The Mountain Laurel
The Journal of Mountain Life

Visit us on FaceBookGenerations of Memories
from the
Heart of the Blue Ridge


Fish and Milk

By Wm. Axley Allen © 1983-2012

Issue: October, 1983

My mother, bless her soul, used to tell me never to eat fish and drink milk at the same time. This combination, she assured me, would cause instant and painful death. I never knew why she thought this but anyone hearing her caution me could not have questioned her sincerity. She was so certain that eating fish and drinking milk with it was fatal that I was convinced at age six.

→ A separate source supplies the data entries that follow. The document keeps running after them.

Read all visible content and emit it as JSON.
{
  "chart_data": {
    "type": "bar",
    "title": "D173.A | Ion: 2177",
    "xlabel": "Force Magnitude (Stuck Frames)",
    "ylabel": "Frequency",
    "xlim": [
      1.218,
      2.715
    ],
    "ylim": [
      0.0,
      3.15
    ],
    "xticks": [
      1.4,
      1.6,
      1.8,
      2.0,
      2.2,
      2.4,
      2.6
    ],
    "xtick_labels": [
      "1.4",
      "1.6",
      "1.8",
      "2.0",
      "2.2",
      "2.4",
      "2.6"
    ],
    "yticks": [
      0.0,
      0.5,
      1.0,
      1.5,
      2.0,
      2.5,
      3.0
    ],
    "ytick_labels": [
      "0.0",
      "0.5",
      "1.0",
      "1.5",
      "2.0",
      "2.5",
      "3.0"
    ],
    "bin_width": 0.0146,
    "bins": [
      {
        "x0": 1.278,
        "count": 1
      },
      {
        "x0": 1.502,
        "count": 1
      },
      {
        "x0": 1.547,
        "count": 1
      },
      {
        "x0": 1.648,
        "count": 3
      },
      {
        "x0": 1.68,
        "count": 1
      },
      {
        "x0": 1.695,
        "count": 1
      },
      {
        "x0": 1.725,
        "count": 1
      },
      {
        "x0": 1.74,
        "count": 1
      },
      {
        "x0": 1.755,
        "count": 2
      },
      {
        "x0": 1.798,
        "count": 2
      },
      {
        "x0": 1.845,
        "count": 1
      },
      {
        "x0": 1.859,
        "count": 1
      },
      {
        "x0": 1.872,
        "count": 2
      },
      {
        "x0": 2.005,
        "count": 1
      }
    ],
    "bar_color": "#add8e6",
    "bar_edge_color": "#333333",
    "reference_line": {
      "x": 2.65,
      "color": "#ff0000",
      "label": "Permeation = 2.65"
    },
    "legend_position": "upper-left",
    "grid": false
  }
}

I’ll never forget the inevitable lunch that was served in my school lunch room when I was in the first grade. The meal of the day was fish and there beside every unsuspecting child’s plate was a half pint carton of milk. As I went through the lunch line and collected my plate of fish and vegetables, I felt sure that today we would have something to drink in place of milk. Wrong! Wrong! Wrong! I panicked and tried to skip the milk but Mrs. Greenway said, “Billy, you’ve got to take your milk.”

In a state of shock I stumbled to the table. All along the way were my innocent schoolmates, devouring their fish while their lips showed the white trace of “killer milk.” Could the school teachers be plotting our painful end?

I sat there looking about the lunch room and everywhere I saw fish and milk being swallowed. They would all be dead by afternoon recess. “Didn’t the teachers know better than this?” I wondered.

So at six years old I watched in horror as my schoolmates were being poisoned. Not me, I thought. I’ll not drink milk but Mrs. Greenway was determined there’d be no witnesses. “Billy, you’ve got to drink your milk,” she insisted. So, reluctantly, I was forced to comply.

To my utter amazement, we (my schoolmates and I) survived this mass murder attempt. After school that day I told Mom about our school lunch and she was equally horrified.

I don’t know how beliefs like this get started but I’m sure Mom was only telling what her mother had told her. A friend of mine’s grandmother thought eating too many bananas would kill you and once when one of her sons told her he ate nine at one time, she wouldn’t even let him go to sleep for fear that he’d never wake up. He survived the bananas like I survived the fish and the only victim of our encounters were these old beliefs. Beliefs that were rooted in suspicion and fear for the safety of loved ones, long before modern day science proved them wrong. They were beliefs born in a day when instant death took children while parents looked on in helpless fear.

Mom told me a lot of things that were true such as “Stand up for what you believe in” and “Things have a way of righting themselves” and “If you do something wrong, it’ll always come home to you.” Mom, I’d like to thank you for these, but I really think you ought to reconsider “fish and milk” and your abiding faith in “baby-kissing politicians.”